Get it together, donkeys
This past month has not been kind to the Republican Party. Indictments are said to be pending for some of the highest aides in Bush’s insular and secretive administration. Republican leaders in both the House and Senate are in serious trouble over ethical lapses that may have involved criminal activity. The war in Iraq lurches onward, with even some conservatives hailing it for what it is: The worst strategic blunder in our nation’s history.
This administration, which stole two elections, bankrupted the American treasury, divided our populace, impoverished millions, gutted hard-fought labor and environmental laws and regressed our national energy policy back almost to the days of coal and whale oil, is finally on the ropes.

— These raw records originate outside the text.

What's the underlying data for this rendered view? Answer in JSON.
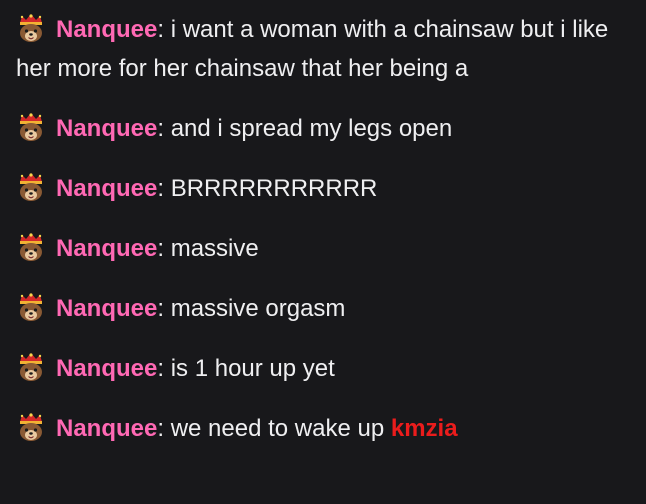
{
  "colors": {
    "background": "#18181b",
    "text": "#efeff1",
    "username": "#ff69b4",
    "mention": "#eb1c1c"
  },
  "messages": [
    {
      "badge": "crowned-animal-badge-icon",
      "user": "Nanquee",
      "sep": ": ",
      "text": "i want a woman with a chainsaw but i like her more for her chainsaw that her being a",
      "mention": ""
    },
    {
      "badge": "crowned-animal-badge-icon",
      "user": "Nanquee",
      "sep": ": ",
      "text": "and i spread my legs open",
      "mention": ""
    },
    {
      "badge": "crowned-animal-badge-icon",
      "user": "Nanquee",
      "sep": ": ",
      "text": "BRRRRRRRRRRR",
      "mention": ""
    },
    {
      "badge": "crowned-animal-badge-icon",
      "user": "Nanquee",
      "sep": ": ",
      "text": "massive",
      "mention": ""
    },
    {
      "badge": "crowned-animal-badge-icon",
      "user": "Nanquee",
      "sep": ": ",
      "text": "massive orgasm",
      "mention": ""
    },
    {
      "badge": "crowned-animal-badge-icon",
      "user": "Nanquee",
      "sep": ": ",
      "text": "is 1 hour up yet",
      "mention": ""
    },
    {
      "badge": "crowned-animal-badge-icon",
      "user": "Nanquee",
      "sep": ": ",
      "text": "we need to wake up ",
      "mention": "kmzia"
    }
  ]
}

It’s been a long time coming.
But our beef this week is not with the Republicans, who, after all, are just being themselves. Our problem is with their ineffectual, uninspiring, weak-kneed, stuck-in-the-past, sitting-on-the-bench excuse of an opposition party.
The Democrats’ strategy seems to be to give the Republicans enough rope to hang themselves, yet it is the American citizen whose neck is broken by the party-in-power’s radical new order.
Judging from the polls, people are tired of Bush and his neo-con cronies running this country into the ground. But in order to change the course or right the listing ship of state, the populace needs an alternative that actually looks like an alternative, one that resonates with their cultural proclivities, one that is relevant to their lives and gives them confidence enough to admit they were hoodwinked and make the switch. The Demos seem to have been knocked so far back on their heels by the Bush machine that they have forgotten for what, and more importantly, for whom, they stand.
Somebody with some guts and vision needs to stand up and take this tired donkey by the reins—and fast—or the people will decide to stay with the devil they know. If that happens, our journey to hell in a handbasket stays the course.